Roma- In ginocchio davanti al ministero dell’Istruzione a Roma. È stata l’azione intrapresa ieri da alcuni ragazzi e ragazze dell’Unione degli Studenti per manifestare per tutte le mancanze e i problemi che stanno accompagnando la riapertura di scuole e università dopo il lungo stop causato dalla pandemia di Covid-19.

«I nostri istituti sono stati riaperti da una settimana e l’unica cosa che emerge è che le nostre scuole sono in ginocchio a causa di un piano di riapertura inadeguato», dice Alessandro Personè dell’Unione degli Studenti. «Trasporti insufficienti, lavori di edilizia scolastica mai partiti, organico mancante e didattica a distanza ancora presente». Alla ministra Lucia Azzolina chiedono «risposte concrete in merito al Recovery Fund.

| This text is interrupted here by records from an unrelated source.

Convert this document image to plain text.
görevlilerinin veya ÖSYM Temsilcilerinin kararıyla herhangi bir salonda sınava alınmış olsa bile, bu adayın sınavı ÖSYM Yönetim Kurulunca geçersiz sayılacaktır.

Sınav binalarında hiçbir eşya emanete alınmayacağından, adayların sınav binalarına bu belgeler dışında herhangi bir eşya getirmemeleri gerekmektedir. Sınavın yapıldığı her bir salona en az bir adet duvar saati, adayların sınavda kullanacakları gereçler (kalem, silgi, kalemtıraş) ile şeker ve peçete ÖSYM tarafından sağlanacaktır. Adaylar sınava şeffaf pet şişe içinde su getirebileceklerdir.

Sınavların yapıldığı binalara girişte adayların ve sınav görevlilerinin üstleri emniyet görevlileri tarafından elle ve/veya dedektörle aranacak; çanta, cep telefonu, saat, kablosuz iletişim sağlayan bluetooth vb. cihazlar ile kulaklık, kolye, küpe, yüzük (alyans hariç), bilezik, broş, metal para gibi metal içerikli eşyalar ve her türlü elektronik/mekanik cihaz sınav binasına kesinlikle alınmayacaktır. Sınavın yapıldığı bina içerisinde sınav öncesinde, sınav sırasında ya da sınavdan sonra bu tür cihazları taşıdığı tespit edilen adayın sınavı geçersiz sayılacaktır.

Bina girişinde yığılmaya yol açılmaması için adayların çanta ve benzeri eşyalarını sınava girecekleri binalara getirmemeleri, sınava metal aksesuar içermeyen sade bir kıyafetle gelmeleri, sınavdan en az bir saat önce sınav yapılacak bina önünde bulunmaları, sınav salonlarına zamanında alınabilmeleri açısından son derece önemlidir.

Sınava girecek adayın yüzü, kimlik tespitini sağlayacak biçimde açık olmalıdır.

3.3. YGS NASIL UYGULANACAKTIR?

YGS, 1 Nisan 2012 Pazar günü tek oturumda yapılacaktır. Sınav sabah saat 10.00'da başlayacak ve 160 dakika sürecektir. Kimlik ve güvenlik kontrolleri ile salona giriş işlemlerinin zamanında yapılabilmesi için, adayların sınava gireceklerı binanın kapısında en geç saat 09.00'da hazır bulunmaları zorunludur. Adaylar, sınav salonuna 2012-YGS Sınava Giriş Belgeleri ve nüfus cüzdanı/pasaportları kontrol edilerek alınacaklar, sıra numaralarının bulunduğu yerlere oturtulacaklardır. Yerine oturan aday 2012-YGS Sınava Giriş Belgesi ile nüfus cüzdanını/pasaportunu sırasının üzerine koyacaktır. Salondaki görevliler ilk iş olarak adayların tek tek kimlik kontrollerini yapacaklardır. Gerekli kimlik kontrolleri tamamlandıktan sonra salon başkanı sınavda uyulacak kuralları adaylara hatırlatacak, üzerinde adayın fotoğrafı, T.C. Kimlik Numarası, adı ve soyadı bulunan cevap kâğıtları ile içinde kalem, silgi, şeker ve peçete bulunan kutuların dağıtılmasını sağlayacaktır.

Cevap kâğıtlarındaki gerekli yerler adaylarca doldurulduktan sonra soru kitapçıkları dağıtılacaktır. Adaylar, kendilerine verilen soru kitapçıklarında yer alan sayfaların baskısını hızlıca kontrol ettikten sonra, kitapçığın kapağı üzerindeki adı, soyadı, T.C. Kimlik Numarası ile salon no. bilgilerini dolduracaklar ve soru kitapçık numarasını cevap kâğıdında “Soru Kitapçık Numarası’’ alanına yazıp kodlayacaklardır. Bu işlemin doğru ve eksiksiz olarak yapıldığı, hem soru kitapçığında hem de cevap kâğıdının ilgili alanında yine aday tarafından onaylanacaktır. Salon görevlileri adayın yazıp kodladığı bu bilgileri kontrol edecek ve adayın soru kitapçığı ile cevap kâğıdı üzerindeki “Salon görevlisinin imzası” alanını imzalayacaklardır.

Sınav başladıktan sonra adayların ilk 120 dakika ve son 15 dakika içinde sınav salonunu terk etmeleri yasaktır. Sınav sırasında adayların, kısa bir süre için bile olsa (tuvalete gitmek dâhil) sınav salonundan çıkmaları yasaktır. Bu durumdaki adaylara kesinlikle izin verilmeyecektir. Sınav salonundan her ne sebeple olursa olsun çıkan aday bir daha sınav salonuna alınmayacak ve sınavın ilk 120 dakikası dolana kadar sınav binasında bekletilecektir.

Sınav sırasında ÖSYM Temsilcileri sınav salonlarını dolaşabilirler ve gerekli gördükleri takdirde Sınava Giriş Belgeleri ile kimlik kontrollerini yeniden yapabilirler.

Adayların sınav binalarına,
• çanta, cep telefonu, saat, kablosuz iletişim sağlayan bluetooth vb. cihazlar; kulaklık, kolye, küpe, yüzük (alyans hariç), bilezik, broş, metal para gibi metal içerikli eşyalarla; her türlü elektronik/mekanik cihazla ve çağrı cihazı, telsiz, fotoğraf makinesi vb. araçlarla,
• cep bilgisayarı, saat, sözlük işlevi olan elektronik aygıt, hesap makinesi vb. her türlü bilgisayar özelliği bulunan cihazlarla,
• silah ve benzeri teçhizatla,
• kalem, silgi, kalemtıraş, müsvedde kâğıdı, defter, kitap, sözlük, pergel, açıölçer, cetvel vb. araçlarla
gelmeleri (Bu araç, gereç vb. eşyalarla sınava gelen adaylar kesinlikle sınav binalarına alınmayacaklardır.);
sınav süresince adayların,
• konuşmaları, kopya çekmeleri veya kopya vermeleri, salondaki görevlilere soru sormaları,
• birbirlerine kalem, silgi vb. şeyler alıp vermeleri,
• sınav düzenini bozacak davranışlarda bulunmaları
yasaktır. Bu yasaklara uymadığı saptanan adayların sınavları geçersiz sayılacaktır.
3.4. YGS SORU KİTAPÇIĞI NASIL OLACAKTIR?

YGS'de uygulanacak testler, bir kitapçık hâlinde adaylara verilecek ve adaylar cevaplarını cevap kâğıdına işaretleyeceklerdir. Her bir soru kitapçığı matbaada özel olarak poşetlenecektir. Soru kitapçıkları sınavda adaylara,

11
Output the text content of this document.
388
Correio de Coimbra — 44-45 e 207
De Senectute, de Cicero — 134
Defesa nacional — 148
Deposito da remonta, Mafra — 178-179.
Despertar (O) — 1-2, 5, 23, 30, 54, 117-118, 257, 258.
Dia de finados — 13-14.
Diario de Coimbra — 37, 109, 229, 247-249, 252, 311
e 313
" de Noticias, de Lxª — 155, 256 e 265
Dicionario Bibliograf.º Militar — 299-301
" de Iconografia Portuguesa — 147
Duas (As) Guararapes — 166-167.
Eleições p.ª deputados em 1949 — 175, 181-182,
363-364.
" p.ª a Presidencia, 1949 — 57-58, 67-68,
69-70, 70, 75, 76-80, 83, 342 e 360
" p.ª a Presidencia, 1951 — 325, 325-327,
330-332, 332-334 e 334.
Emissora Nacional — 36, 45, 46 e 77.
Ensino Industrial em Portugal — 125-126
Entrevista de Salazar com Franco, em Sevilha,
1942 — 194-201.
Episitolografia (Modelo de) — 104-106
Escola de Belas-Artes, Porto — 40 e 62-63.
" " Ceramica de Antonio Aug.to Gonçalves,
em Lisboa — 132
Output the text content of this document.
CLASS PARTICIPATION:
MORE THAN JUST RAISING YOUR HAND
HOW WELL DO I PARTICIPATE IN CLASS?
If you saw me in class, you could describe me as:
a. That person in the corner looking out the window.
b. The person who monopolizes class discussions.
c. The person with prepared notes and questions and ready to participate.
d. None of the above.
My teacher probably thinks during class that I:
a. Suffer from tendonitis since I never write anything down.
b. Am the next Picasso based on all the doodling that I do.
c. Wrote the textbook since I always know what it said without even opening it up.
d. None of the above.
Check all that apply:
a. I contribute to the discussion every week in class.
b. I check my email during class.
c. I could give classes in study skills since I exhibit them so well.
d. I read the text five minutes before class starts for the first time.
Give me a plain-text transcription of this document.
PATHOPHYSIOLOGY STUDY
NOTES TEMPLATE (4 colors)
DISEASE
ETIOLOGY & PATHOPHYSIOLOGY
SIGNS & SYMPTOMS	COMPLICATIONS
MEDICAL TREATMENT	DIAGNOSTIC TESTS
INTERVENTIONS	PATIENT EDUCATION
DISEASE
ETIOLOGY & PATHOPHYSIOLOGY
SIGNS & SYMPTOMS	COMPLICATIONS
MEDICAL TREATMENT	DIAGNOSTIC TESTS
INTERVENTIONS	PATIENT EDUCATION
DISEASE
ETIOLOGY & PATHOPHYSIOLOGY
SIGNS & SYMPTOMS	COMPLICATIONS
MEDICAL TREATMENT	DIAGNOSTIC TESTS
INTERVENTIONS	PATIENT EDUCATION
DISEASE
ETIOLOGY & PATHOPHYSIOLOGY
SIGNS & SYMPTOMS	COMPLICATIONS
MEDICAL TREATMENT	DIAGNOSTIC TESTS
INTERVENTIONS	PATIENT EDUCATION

“Cara Azzolina, questi sono gli alunni di una classe genovese che scrivono in ginocchio perché non hanno i banchi che avevate promesso. E non sarebbero gli unici. I nostri bambini, le maestre e le famiglie non meritano questo trattamento, soprattutto dopo i sacrifici fatti in questi mesi in cui era anche un dovere morale lavorare per evitare tutto questo”. Lo ha scritto il governatore Toti su Facebook. Il preside: “Solo un gioco”. “Lo trovo inaccettabile e sto già scrivendo una lettera alla Direzione scolastica per intervenire immediatamente. Un’immagine come questa non è degna di un Paese civile come l’Italia”, ha aggiunto Toti.